The impact of a change in the price of a commodity can be divided into two effects; viz., Substitution Effect and Income Effect.
What is Substitution Effect?
The term substitution effect refers to the practice of substituting one commodity with another when it becomes comparably less expensive. When a particular commodity’s price decreases, it becomes comparatively less expensive than its substitute (assuming no change in the price of the substitute). In turn, this increases demand for the given commodity. For instance, if the cost of a particular good, like Sprite, decreases while the cost of its substitute, like Mountain Dew, remains constant, Sprite will become comparably less expensive and replace Mountain Dew, which ultimately results in increasing demand for Sprite.
What is Income Effect?
The term income effect refers to the effect on demand that occurs when a consumer’s real income changes as a result of a change in the price of a given commodity. The consumer’s purchasing power (real income) increases when the price of the given commodity decreases. As a result, consumers can spend the same amount of money on more of the given commodity. For instance, a decrease in the price of a certain good (let’s say Coke) will increase the consumer’s purchasing power and allow him to purchase more Coke with the same amount of money.

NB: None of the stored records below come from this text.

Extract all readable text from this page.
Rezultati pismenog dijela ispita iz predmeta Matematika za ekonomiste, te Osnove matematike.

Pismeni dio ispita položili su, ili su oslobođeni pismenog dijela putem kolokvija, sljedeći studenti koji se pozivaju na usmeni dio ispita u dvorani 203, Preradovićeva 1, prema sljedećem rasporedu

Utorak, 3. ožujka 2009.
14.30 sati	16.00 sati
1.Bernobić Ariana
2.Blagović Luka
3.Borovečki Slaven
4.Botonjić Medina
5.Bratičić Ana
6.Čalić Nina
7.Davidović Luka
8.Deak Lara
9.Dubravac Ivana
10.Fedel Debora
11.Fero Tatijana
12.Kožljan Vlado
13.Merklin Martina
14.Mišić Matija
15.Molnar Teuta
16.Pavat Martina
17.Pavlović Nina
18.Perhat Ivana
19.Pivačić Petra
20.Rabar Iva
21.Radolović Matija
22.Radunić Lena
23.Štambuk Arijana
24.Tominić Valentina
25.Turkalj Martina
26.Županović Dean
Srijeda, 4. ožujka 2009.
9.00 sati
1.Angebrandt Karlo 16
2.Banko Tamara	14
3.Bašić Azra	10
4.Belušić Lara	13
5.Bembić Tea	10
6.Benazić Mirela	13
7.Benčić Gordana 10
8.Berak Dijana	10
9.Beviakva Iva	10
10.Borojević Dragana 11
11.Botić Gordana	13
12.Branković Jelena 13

Direction of Substitution and Income Effect
1. Substitution Effect:
The substitution effect is always positive. It means that when a commodity’s price decreases, more of it will be consumed and used in place of goods whose prices have not decreased. The consumer always tries to replace a comparatively expensive good with a relatively cheaper one. As a result, the Substitution Effect is always positive because a decrease in the price of a good encourages higher consumption.
2. Income Effect:
The direction of the income effect is not obvious and definite. It could be positive or negative.
- If more of a commodity is purchased when the decrease in the price of the commodity leads to an increase in the purchasing power, the income effect will be positive.
- If less of the commodity is purchased when the decrease in the price leads to an increase in the purchasing power, the income effect will be negative.
The nature of a commodity depends on the relative strength of the Substitution and Income Effect
A commodity may fall under the category of Normal Good, Inferior Good, or Giffen Good, based on the relative degree and direction of the income and substitution effects. These are three different cases:
Case 1: Normal Goods
Both the substitution and income effects are positive in the case of normal goods.
- Substitution Effect: When the price of Normal Goods decreases, consumers are more likely to purchase them since they are now comparably less expensive than their substitutes, whose prices have not decreased.
- Income Effect: A decrease in the price of Normal Goods increases real income and the quantity purchased.
It implies that the substitution effect and the income effect for Normal Goods act in the same direction. Hence, the Price Effect will also be positive, indicating that when the price of a good is decreased, consumers will purchase more of it. For Normal Goods, the demand curve slopes downward, which means that the quantity demanded always varies inversely with price.
Case 2: Inferior Goods
When it comes to Inferior Goods, the substitution effect is positive, whereas the income effect is negative.
- Substitution Effect: A decrease in the price of Inferior Goods increases their demand because they are now comparatively less expensive than their substitutes, whose prices have not decreased. Hence, a positive substitution effect results in an increase in consumption.
- Income Effect: A decrease in the price of Inferior Goods raises real income, which lowers the demand for Inferior Goods as consumers switch to superior goods. Thus, the income effect is negative as it reduces consumption with a decrease in the price.
The total impact of price reduction is an increase in demand. It occurs because the positive substitution effect is stronger than the negative income effect. In simple terms, the increase in demand because of the positive substitution effect is more than the reduced demand because of the negative income effect. Therefore, the demand curve for inferior commodities slopes downward; i.e., the quantity demanded always changes inversely with price.
Case 3: Giffen Goods
Giffen Goods are a special type of Inferior Goods in which the negative income effect is stronger than the positive substitution effect.
- Substitution Effect: In the case of Giffen Goods also, the substitution effect is positive because the demand for them rises as a result of the decrease in their price relative to their substitutes’ unchanged prices.
- Income Effect: As actual income rises because of a decrease in the price of Giffen Goods, consumer’s demand for Giffen Goods declines as they switch to more superior goods.
The total impact of price reduction is a fall in demand. It occurs because the negative income effect is stronger than the positive substitution effect. In simple terms, the increase in demand because of the positive substitution effect is less than the reduced demand because of the negative income effect. Hence, demand for Giffen Goods changes directly with a price; i.e. demand decreases with a price decrease and increases with a price increase. Also, as Giffen Goods break the Law of Demand, their demand curve slope upwards.
A good is said to be a Giffen Good if it satisfies the following three conditions:
- An inferior good with a large negative income effect.
- The substitution effect of a change in price must be small.
- A good should absorb a major portion of the income of a consumer.